His breathing is labored - he has been hospitalized several times for congestive heart failure - and he is not always lucid. But he managed to speak for almost two hours in a recent interview in his living room, which is adorned with crosses and religious relics and filled with books about Christianity, the United States Constitution, Hitler, Jews and the Holocaust (one is titled "Anne Frank's Diary: A Hoax").
He insisted that his health was fine. He also insisted that the Aryan Nations was as strong as ever, with as many as 40,000 "card-carrying" members. He said that locally his group was rebounding after the civil judgment.
"The trial broke us financially," he said. "But we're now coming back financially, so I want to get this word out as best as I can."
He added, "We're experiencing a resurgence now."
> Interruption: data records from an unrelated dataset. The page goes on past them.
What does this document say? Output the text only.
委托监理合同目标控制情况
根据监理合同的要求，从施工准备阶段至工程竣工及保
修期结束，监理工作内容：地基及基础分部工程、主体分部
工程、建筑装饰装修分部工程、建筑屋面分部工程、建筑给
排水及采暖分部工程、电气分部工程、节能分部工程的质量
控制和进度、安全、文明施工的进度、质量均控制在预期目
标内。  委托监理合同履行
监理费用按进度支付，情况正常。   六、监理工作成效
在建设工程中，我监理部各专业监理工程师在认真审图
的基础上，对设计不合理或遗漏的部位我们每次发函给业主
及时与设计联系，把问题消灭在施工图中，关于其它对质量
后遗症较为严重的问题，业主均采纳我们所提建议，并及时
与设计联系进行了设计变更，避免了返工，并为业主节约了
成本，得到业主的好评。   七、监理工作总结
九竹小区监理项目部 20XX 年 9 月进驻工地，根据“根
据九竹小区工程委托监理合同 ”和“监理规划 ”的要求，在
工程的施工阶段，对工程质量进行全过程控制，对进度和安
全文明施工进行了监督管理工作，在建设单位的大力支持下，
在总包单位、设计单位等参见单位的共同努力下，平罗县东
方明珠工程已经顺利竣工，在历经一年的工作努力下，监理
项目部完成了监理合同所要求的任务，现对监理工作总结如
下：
But experts at the Southern Poverty Law Center in Montgomery, Ala., which monitors white supremacist groups and brought the lawsuit against Mr. Butler, said the Aryan Nations had become deeply fractured over the last few years.
"I don't think we'll ever see the Aryan Nations reach the kind of power and influence it had in the 1980's, not even close," said Mark Potok, editor of the center's Intelligence Report, a quarterly investigative magazine about radical right-wing groups.
Mr. Butler remains single-minded in promoting his beliefs, however, and has named a successor, Harold Ray Redfeairn, an Aryan Nations leader in Ohio. It is possible that once Mr. Butler dies, the movement's center could shift to Ohio or another state, or fade away, Mr. Potok said.
"It's a waiting game until Butler dies and we see what happens next," he said.